Il giudice milanese, nel caso di specie, è stato chiamato a decidere su una questione di competenza, chiamato a decidere in una vicenda processuale ormai usuale, ossia la pretesa di pagamento avanzata da una banca nei confronti del fideiussore.

Nel caso di specie, un’importante banca milanese ha chiesto ed ottenuto dal tribunale di Milano un decreto ingiuntivo per il pagamento da parte dei fideiussori (coniugi dei soci) delle somme concesse in favore di una società.

Successivamente, i coniugi si sono opposti al decreto ingiuntivo sostenendo che, in qualità di meri fideiussori della società e quindi di consumatori, la banca doveva perorare la causa nel tribunale di Cremona, luogo di residenza degli opponenti, e non nel Tribunale di Milano.
Secondo il Tribunale di Milano, è dirimente il fatto che la banca non abbia dimostrato quale fosse la posizione professionale assunta dai coniugi all’interno della società garantita; in mancanza di questa prova fondamentale, la causa deve dunque essere radicata nel foro del consumatore, vale a dire il luogo di residenza dei fideiussori.

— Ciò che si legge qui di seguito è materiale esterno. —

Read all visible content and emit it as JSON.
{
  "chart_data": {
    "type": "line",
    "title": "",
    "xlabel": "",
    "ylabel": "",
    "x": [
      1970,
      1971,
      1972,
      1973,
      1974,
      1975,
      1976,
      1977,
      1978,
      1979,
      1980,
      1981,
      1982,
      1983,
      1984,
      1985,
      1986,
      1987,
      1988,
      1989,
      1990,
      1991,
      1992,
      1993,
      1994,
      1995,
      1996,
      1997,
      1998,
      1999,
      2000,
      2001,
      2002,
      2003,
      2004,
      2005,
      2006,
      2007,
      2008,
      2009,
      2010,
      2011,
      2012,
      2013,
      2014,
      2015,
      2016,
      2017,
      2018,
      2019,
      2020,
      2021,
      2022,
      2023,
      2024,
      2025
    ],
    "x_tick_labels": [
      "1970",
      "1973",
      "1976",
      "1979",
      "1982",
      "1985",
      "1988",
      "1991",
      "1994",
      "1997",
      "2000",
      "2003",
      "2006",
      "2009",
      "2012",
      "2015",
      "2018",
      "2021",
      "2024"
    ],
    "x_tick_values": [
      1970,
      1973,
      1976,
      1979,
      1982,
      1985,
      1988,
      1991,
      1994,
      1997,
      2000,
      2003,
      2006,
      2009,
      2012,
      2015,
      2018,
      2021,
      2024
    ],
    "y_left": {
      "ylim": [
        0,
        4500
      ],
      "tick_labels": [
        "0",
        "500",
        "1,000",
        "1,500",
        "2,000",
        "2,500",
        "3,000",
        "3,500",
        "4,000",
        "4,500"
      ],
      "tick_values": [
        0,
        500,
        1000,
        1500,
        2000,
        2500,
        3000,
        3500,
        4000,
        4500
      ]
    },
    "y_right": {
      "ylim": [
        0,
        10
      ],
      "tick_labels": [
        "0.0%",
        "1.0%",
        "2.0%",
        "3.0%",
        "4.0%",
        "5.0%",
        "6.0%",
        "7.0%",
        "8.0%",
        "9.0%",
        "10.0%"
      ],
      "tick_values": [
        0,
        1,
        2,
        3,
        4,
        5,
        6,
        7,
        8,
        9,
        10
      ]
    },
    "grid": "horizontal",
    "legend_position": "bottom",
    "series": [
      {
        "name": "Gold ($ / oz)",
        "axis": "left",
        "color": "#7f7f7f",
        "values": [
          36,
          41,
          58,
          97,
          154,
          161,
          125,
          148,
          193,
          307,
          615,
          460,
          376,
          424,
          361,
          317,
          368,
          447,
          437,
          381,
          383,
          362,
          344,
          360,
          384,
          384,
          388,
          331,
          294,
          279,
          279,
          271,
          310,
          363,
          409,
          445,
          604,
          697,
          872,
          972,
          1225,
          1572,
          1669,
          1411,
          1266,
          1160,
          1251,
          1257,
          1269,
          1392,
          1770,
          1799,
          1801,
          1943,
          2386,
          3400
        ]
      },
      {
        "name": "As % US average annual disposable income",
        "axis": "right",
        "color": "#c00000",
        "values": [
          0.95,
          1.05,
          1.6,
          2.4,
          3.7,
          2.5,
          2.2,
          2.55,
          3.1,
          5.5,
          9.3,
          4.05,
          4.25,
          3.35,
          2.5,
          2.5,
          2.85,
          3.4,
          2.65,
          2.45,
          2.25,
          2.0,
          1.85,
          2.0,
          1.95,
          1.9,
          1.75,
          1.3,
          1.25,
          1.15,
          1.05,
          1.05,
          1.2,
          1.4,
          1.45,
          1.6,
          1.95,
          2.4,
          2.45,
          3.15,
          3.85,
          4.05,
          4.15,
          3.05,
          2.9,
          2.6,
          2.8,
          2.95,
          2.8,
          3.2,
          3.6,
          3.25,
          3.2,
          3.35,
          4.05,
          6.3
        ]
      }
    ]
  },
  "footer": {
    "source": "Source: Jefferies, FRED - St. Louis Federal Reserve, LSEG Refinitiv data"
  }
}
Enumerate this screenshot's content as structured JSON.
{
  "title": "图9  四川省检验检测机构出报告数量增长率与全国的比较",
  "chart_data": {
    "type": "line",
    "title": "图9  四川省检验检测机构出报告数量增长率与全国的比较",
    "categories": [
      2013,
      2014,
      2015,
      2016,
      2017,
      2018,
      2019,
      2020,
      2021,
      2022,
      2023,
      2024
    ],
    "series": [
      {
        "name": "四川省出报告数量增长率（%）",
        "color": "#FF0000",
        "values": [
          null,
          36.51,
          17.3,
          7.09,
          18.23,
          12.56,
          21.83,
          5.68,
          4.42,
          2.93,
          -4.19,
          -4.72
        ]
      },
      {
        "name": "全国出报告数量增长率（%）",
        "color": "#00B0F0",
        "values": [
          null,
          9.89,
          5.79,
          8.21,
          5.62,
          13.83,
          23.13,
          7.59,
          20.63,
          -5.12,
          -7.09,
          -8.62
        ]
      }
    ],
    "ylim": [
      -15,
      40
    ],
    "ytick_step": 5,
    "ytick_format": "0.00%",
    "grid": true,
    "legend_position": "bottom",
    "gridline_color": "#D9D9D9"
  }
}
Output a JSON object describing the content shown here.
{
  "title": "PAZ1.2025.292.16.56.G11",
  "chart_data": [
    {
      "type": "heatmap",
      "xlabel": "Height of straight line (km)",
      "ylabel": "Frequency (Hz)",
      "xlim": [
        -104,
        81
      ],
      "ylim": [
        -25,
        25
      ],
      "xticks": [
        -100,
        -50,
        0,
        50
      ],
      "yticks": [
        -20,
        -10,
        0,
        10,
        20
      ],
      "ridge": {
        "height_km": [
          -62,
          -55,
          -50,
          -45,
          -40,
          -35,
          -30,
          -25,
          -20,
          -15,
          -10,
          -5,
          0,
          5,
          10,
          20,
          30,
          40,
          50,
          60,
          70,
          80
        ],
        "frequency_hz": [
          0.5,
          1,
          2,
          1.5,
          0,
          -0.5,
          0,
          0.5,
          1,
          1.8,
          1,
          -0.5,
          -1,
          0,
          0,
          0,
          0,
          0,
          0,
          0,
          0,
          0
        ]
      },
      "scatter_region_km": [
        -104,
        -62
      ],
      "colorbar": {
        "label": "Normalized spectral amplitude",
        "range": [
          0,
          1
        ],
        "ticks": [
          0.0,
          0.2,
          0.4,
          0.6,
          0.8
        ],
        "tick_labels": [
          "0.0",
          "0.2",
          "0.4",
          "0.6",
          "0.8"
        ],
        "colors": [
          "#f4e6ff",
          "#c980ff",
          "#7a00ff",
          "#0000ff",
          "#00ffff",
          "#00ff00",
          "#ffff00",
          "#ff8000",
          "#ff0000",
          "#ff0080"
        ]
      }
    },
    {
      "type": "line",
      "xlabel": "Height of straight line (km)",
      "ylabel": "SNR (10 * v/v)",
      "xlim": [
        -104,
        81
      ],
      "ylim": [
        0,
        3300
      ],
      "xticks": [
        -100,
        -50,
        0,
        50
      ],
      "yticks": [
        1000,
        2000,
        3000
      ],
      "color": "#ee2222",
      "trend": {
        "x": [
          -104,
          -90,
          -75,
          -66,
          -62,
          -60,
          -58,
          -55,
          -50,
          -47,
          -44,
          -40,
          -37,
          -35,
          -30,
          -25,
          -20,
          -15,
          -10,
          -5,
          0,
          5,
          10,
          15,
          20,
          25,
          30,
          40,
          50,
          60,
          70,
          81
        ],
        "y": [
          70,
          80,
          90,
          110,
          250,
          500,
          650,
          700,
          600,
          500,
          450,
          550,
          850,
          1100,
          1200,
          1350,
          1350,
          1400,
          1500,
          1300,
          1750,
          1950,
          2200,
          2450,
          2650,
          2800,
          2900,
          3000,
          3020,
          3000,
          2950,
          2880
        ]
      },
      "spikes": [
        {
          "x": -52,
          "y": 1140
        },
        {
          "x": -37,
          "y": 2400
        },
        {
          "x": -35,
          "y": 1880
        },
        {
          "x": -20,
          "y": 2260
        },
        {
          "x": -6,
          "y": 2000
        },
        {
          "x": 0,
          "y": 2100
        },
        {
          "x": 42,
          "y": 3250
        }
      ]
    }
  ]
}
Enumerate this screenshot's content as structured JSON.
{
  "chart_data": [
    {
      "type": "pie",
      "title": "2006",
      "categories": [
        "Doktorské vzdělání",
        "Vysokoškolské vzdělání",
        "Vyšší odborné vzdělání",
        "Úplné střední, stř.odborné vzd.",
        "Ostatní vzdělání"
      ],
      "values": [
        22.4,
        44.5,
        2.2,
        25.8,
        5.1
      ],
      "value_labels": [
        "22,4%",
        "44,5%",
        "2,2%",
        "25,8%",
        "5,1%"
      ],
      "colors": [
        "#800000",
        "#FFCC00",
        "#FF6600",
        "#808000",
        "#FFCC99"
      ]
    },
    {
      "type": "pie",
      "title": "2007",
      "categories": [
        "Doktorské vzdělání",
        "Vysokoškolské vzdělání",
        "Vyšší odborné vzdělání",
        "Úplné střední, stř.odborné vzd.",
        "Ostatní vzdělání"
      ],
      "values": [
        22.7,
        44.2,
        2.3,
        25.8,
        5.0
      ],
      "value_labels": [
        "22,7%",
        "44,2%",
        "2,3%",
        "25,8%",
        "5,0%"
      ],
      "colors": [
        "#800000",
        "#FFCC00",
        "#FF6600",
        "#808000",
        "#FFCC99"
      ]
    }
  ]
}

Di particolare pregio e chiarezza sono alcune porzioni della sentenza: “Nel caso di una persona fisica che abbia garantito l’adempimento delle obbligazioni di una società commerciale, spetta quindi al giudice nazionale determinare se tale persona abbia agito nell’ambito della sua attività professionale o sulla base dei collegamenti funzionali che la legano a tale società, quali l’amministrazione di quest’ultima o una partecipazione non trascurabile al suo capitale sociale, o se abbia agito per scopi di natura privata. Tale orientamento, infatti, in quanto fondato sull’esame della posizione del fideiussore, in relazione alle obbligazioni assunte, come soggetto autonomo e distinto rispetto al debitore principale, si ritiene maggiormente aderente alle finalità proprie della tutela consumeristica (…)”.


Peraltro, il giudice prende atto della carenza di prova offerta dalla banca in questi termini: “Nel caso di specie, deve poi rilevarsi come parte opposta, a fronte della contestazione avversaria, non forniva alcuna prova di un collegamento funzionale tra le odierne opponenti e la società debitrice (…) essendosi limitata a dedurre il rapporto di coniugio tra le stesse ed i soci della società”.

In definitiva, la circostanza che i fideiussori siano coniugi dei soci (ma, più in generale, la presenza di legami familiari o parentali coi soci) non vale a dimostrare che questi abbiano prestato la garanzia per scopi di natura imprenditoriale. Tale finalità, infatti, va dimostrata, ad esempio, indicando qual è l’incarico ricoperto dal fideiussore nella società o se questi ha sottoscritto o versato una quota del capitale sociale.